Jam operasional ERP juga sangat panjang. Tidak tanggung-tanggung, itu berlangsung dari jam 05:00 hingga jam 22:00 WIB setiap hari. “Apakah benar jam operasional yang panjang ini hanya bertujuan untuk mengatasi kemacetan? Apa ada kemacetan jam 05:00 pagi?” ujarnya dengan nada heran.

Menurut Pemda Jakarta, tujuan penerapan sistem ERP untuk mengatasi kemacetan Jakarta. Padahal Pemda Jakarta sudah menjalankan sistem ganjil-genap sejak 2016, untuk mengatasi kemacetan Jakarta tersebut.

“Lalu, kenapa sekarang mau diganti dengan sistem berbayar ERP?” kata dia.

Anthony mempertanyakan, apa motif sebenarnya penerapan sistem ERP ini. “Apakah hanya untuk pengadaan proyek semata? Untuk siapa? Warga Jakarta menuntut Pemda Jakarta menjelaskan secara transparan apa dasar penerapan sistem ERP,” paparnya.

Untuk itu, ia mendesak, Pemda Jakarta menjelaskan bagaimana hasil pelaksanaan sistem ganjil-genap selama ini, apakah sudah ada evaluasi dan kajiannya.

“Kalau sistem ganjil-genap ternyata gagal mengatasi kemacetan, sehingga mau diganti dengan sistem ERP, Pemda Jakarta harus menyatakan secara terbuka kepada publik bahwa sistem ganjil-genap, yang sudah menyusahkan warga Jakarta, sebagai kebijakan gagal,” ungkap dia.

Selama tidak ada evaluasi dan pernyataan bahwa sistem ganjil-genap gagal, menurutnya, Pemda Jakarta tidak berhak menerapkan sistem berbayar ERP.

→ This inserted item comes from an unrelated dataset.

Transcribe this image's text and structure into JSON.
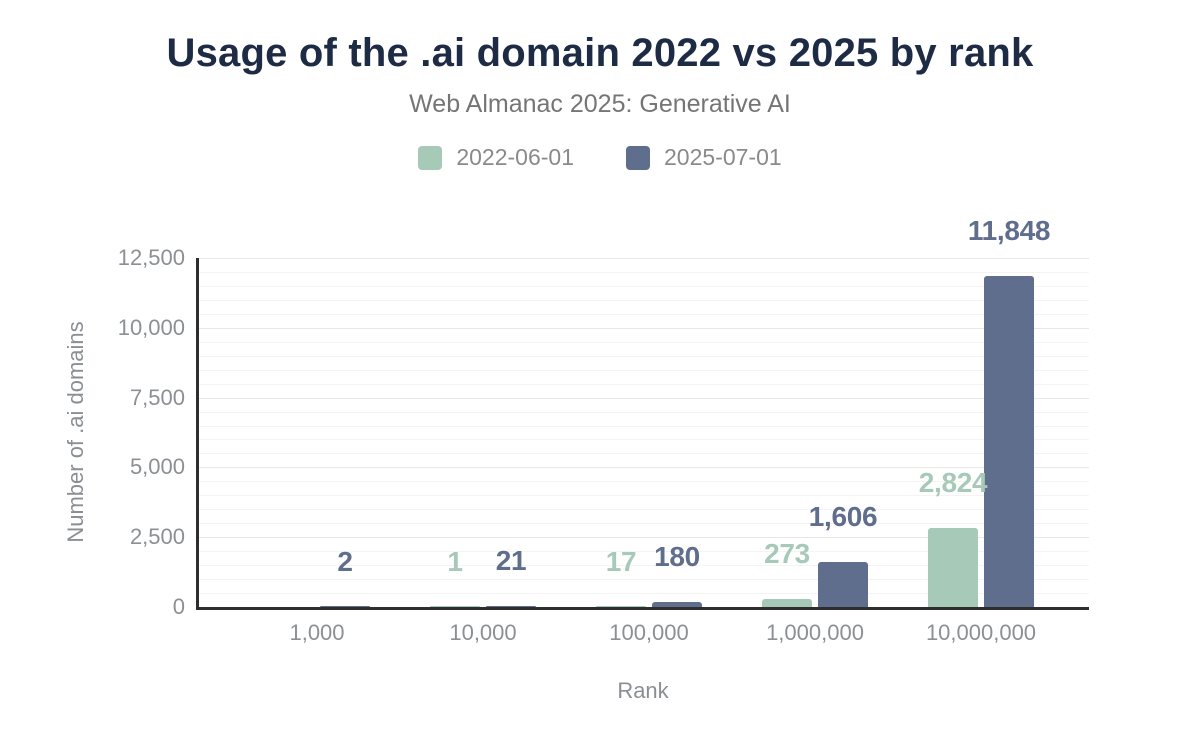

“Sebab, dasar diberlakukannya kebijakan publik ini tidak jelas dan tidak kuat. Terkesan hanya untuk pengadaan proyek untuk ‘memeras’ warga,” tuturnya.

Sistem ERP sejauh ini hanya diterapkan di Singapore, Jerman, Swedia, Inggris, dengan pendapatan per kapita pada 2021 masing-masing 72.794 dolar AS per tahun (Rp1,1 miliar mengacu pada kurs Rp15.222 per dolar AS), 51.204 dolar AS, 61.029 dolar AS dan 46.510 dolar AS.

“Sedangkan pendapatan per kapita Indonesia pada 2021 hanya 4.333 dolar AS (Rp65,95 juta),” ucap Anthony.

Artinya, Indonesia masuk negara berpendapatan menengah (antara bawah dan atas), sehingga tidak layak menerapkan sistem ERP. “Selain juga, sistem transportasi publik Jakarta masih belum baik, masih buruk,” tukasnya.

Anthony pun mewanti-wanti. Jangan sampai ketidakmampuan pejabat Pemda dalam mengatasi kemacetan Jakarta, dan kegagalan membangun transportasi publik, dibebankan kepada warga Jakarta dengan cara menerapkan sistem berbayar ERP.

“Kebijakan publik seperti ini, untuk menutupi kegagalan Pemda Jakarta, tidak boleh terjadi. Maka itu, warga Jakarta wajib menolak solusi mengatasi kemacetan dengan cara berbayar,” imbuhnya.